Она глядит на меня во все глаза поверх узла с одеждой, которую нам дала ее мать — не шелка, хлопок, но чистый, как снег, — и серьезно кивает, запоминая.

Я жду у хамама, пытаясь сделать вид, что стою тут по делу. Когда в конце концов выходит Элис, дыхание у меня перехватывает: она похожа на богиню, вся белозолотая, и ребенок у нее на руках — словно херувим. Мы направляемся к главному дворцу, когда навстречу нам выходит свита султана, движущаяся в противоположном направлении — ее трудно не заметить, поскольку впереди выступают четверо глашатаев-евнухов, несущих огромные трубы.
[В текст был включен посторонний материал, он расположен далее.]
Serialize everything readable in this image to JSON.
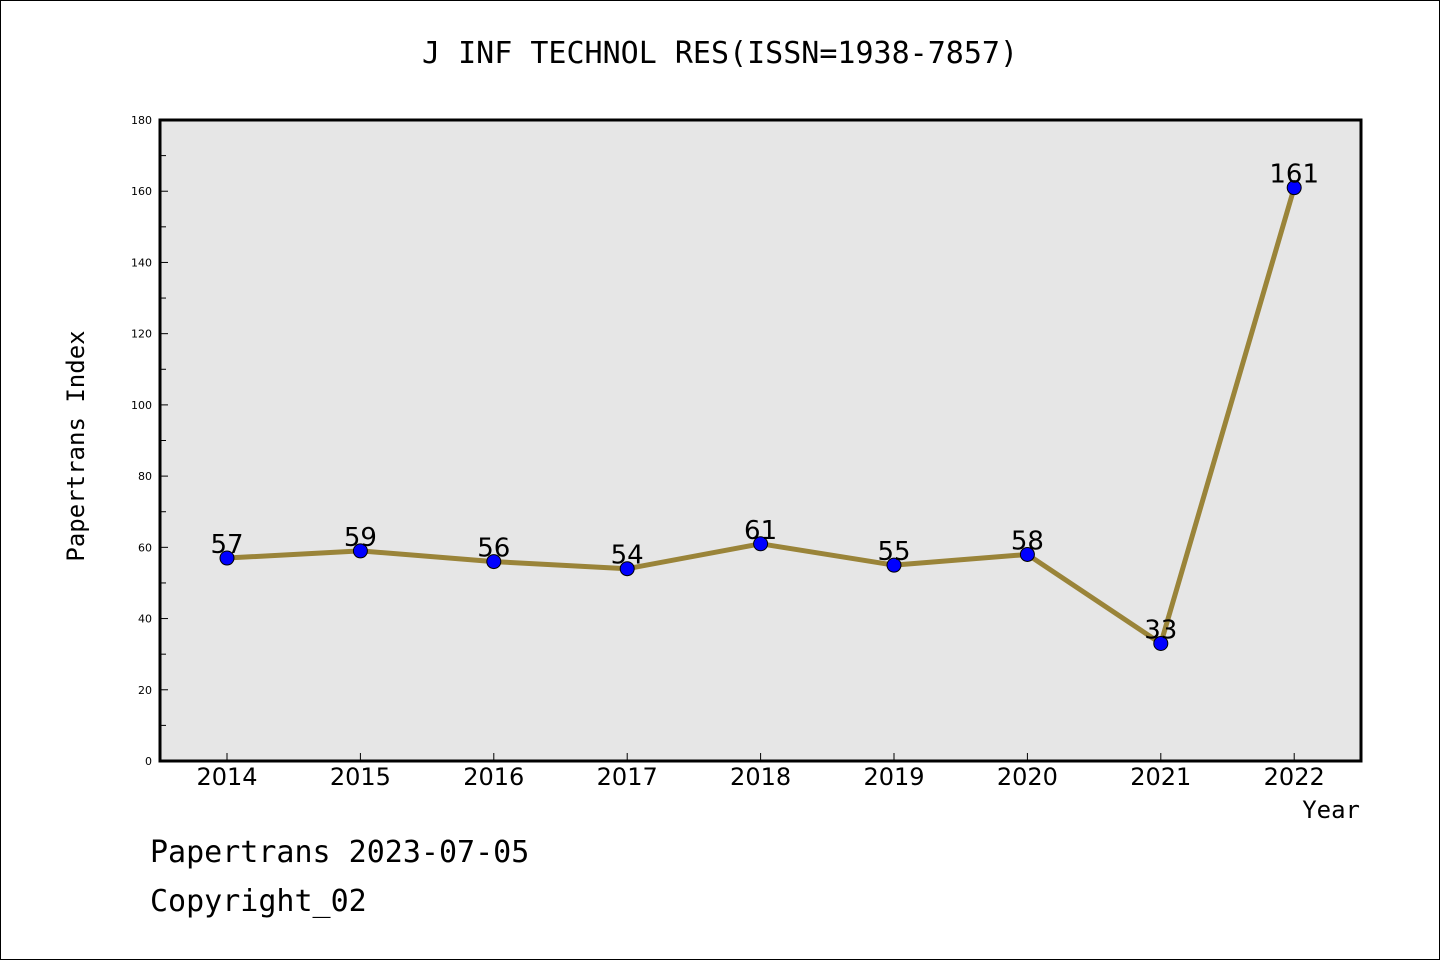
{
  "chart_data": {
    "type": "line",
    "title": "J INF TECHNOL RES(ISSN=1938-7857)",
    "xlabel": "Year",
    "ylabel": "Papertrans Index",
    "categories": [
      "2014",
      "2015",
      "2016",
      "2017",
      "2018",
      "2019",
      "2020",
      "2021",
      "2022"
    ],
    "series": [
      {
        "values": [
          57,
          59,
          56,
          54,
          61,
          55,
          58,
          33,
          161
        ]
      }
    ],
    "ylim": [
      0,
      180
    ],
    "yticks": [
      0,
      20,
      40,
      60,
      80,
      100,
      120,
      140,
      160,
      180
    ],
    "grid": false,
    "legend": "none",
    "colors": {
      "line": "#9a8439",
      "marker": "#0000ff",
      "plot_background": "#e6e6e6"
    }
  },
  "footer": {
    "line1": "Papertrans 2023-07-05",
    "line2": "Copyright_02"
  }
}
Глашатаи и слуги, подметающие перед султаном землю гигантскими страусовыми перьями, расступаются, и вот перед нами Исмаил, а рядом с ним Зидана. Ее глаза тут же с холодной яростью останавливаются на Элис и Момо. Она дергает мужа за руку:

— Повелитель, я взяла для тебя у корсаров несколько новых девушек, добытых на Средиземном море. Одна — из самого Китая, светлокожая, худенькая, груди, как яблоки, а волосы, как черный шелк. Ее везли в гарем самого турецкого султана. Она тебе понравится, очень необычная; но горяча! Пришлось отстричь ей ногти…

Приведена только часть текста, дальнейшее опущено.